Sair do sufoco do engarrafamento asqueroso na Linha Vermelha e entrar no Campus da UFRJ é como a experiência da primeira visita a um quadro de Tintoretto na sua cidade, Veneza. O maravilhoso, a ciência, a arte. Encontro marcado no trailer da Faculdade de Medicina. Ela que escolheu o local, tinha algum conhecido estudando ali. Vestida de roupa de safári na África. Americana de Ohio, Katty não sei o quê, um sobrenome polonês cheio de consoantes. Quero conhecer as grandes imagens primordiais do escritor brasileiro. Assim se apresentou. Mais uma maluca, pensei. Sedimentação mnésica precedendo ao pensamento racional, continuou, com sotaque carregado. Bem!, retruquei, raízes libidinais ou enraizamento histórico? Minha resposta na bucha deixou ela meio confusa. Não compreendo bem, murmurou. Continuei. O que sei é que escrevo buscando o essencial e não apenas acidental. Tento integrar meu texto a um conjunto, a uma totalidade, insisti. Um misto quente foi esquecido na chapa no trailer. Uma fumaça gordurosa entrou no nariz da gente. A americana tossiu, espirrou, gemeu e se afastou um pouco para cuspir. Me pareceu hiperbólica demais. Uma aluna dava beijos melosos e molhados num rapaz com o rosto repleto de acnes amareladas. Olharam para nós, curiosos.
Ficamos nesse bate-boca indecifrável um bom tempo e fomos, no meu carro, ao Museu D. João VI da Escola de Belas Artes da Universidade, como eu havia prometido por e-mail. Recebidos pela secretária do museu, minha velha conhecida, Katty fez mil reflexões eruditas sobre arte pictórica e elogiou D. João VI pela sensibilidade. Não sei se Katty debochava.

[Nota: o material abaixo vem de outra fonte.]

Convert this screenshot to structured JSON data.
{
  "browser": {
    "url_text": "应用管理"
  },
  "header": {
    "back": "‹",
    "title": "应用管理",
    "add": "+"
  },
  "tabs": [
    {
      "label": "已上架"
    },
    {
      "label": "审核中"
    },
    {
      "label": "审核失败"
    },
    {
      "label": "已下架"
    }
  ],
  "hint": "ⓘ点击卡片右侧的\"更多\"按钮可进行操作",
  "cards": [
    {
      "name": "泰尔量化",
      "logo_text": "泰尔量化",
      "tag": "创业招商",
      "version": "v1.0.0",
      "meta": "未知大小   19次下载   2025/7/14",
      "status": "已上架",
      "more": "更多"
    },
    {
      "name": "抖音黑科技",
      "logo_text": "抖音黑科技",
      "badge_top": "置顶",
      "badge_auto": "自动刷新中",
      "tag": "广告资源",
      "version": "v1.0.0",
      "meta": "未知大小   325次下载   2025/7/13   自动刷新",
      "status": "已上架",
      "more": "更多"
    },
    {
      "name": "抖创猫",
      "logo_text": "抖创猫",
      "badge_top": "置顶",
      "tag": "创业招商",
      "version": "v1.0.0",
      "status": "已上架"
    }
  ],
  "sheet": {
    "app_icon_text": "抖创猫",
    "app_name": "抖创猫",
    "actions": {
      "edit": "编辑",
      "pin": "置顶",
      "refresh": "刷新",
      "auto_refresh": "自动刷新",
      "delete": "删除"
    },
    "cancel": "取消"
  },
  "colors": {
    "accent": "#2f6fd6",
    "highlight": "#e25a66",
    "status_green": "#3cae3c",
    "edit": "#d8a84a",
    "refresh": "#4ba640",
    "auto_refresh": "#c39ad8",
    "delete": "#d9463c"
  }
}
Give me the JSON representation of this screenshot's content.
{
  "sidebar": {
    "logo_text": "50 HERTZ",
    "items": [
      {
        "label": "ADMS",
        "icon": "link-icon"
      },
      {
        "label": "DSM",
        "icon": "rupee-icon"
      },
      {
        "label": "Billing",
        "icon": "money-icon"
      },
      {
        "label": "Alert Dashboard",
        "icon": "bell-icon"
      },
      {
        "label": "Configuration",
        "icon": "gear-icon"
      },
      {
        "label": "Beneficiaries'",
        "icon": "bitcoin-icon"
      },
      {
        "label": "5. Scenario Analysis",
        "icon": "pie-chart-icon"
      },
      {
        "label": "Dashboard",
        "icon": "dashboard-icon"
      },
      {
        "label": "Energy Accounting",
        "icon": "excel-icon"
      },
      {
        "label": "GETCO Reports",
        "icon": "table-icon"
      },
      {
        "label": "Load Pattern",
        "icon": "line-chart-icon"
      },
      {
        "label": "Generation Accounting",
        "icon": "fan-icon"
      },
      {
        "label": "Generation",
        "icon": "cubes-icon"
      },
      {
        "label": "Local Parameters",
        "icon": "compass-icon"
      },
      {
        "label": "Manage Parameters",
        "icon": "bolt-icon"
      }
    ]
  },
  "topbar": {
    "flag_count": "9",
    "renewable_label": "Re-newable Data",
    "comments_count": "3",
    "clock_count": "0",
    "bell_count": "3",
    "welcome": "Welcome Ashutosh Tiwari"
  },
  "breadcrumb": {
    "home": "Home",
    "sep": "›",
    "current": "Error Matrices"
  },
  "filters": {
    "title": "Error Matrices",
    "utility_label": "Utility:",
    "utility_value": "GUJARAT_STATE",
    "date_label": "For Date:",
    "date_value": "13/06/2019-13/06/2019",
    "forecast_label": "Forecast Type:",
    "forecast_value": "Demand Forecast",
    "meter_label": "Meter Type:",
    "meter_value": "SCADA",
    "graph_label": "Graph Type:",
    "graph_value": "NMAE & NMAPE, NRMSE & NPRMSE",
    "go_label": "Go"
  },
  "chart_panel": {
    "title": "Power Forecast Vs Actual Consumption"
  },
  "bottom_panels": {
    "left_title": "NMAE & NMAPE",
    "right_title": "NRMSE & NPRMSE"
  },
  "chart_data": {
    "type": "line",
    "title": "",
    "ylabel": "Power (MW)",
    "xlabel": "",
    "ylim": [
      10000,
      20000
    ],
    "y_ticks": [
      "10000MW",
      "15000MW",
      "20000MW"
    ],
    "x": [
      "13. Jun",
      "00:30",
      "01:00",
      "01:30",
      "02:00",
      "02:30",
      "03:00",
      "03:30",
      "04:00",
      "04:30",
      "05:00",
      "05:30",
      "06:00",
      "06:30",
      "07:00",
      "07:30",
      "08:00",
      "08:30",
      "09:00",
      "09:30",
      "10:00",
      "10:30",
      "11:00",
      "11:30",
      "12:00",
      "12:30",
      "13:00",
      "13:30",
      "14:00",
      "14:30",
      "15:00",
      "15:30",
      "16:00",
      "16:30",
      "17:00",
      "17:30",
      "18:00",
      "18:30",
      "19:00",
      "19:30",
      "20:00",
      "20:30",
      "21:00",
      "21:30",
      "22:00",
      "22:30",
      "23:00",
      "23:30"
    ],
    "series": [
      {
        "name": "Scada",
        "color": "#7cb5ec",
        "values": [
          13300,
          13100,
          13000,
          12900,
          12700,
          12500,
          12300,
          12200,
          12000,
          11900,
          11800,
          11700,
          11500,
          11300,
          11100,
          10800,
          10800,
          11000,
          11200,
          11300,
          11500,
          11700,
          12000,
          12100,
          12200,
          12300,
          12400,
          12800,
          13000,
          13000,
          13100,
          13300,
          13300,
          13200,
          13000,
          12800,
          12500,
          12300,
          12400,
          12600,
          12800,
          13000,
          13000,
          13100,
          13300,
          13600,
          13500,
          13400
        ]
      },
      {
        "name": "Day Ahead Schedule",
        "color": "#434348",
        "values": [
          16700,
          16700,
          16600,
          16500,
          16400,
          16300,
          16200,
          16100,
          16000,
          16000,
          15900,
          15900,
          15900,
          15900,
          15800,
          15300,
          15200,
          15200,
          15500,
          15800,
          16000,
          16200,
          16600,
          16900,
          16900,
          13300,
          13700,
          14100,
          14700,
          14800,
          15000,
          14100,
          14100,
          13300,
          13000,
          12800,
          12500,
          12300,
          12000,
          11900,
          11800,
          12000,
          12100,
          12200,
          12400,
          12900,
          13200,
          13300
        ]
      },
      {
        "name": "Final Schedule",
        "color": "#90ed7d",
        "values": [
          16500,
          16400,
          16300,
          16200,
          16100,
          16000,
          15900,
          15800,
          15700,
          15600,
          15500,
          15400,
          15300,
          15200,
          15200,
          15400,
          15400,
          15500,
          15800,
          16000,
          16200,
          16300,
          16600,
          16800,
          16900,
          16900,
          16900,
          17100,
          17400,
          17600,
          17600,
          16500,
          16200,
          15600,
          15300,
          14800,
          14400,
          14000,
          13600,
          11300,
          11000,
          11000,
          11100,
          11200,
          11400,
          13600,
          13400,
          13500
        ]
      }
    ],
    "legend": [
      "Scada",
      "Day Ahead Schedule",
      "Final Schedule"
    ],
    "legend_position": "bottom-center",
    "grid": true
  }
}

Já lá pelas 17 horas deixamos o Fundão para trás e fomos em direção a Ipanema. Eu a deixaria no hotel. Engarrafamento de novo. Ela se queixou do calor. Agora, no ar condicionado, parecia aliviada. Só então reparei que por trás daquela caricatura se escondia uma mulher inteira e vaidosa. Gosto de parecer fêmea, disse ela olhando para a frente. Aquilo já me deixou encucado. Aquela pinta toda e agora uma reflexão alimentadora do machismo? O que que tinha a ver ali dentro daquele carro dizer isso? Ela abaixou o quebra-sol, olhou-se no espelhinho, passou um batom roxo espalhafatoso nos lábios, ficou algo borrado, maquiou os cílios de roxo, desenhou um tracinho preto ao lado de cada olho e pintou as pálpebras de um roxo ainda mais vivo . O carro, no engarrafamento, virava penteadeira. Falou de um texto onde eu dizia que o sonho é um mito individual e o mito é um sonho coletivo. Lembrei da eleição presidencial no Brasil nessa linha.
Deixei a americana em Ipanema, ela elogiou a vista da Lagoa ao sairmos do túnel Rebouças. Na saída do carro a surpresa: Katty me deu um beijo na boca comprido, molhado e sôfrego, e desapareceu entre os pedestres. Já em casa procurei seu e-mail, nada, na troca de e-mails, nada, nas redes sociais, nada, digitei com cuidado Katty e todas consoante, nada. No espelho do banheiro de casa não vi marcas do batom roxo espalhafatoso borrado nos meus lábios.
No dia seguinte conversei com um amigo psicanalista. Você tem a sensação de um sonho ou de um pesadelo? Ele quis porque quis saber. Pesadelo, respondi. Então esquece, cara. A frase, claro, pouco me ajudou. Esses psi são engraçados. Senti uma depressão chegando, um aperto no peito. Pensei em voltar ao trailer, perguntar ao atendente do misto quente queimado, ao casalzinho beijoqueiro, à minha amiga do museu. Não faça isso, você vai ficar doido, me advertira Rodolfo (o psi). Deixa prá lá, parceiro, esquece, deixa. Hesitei muito mas obedeci, Rodolfo é um cara experimentado e grande amigo. Mas teve um legado positiv o tudo isso. A tal sedimentação mnésica precedendo ao pensamento racional. Comecei a escrever um conto e estou bolando um romance.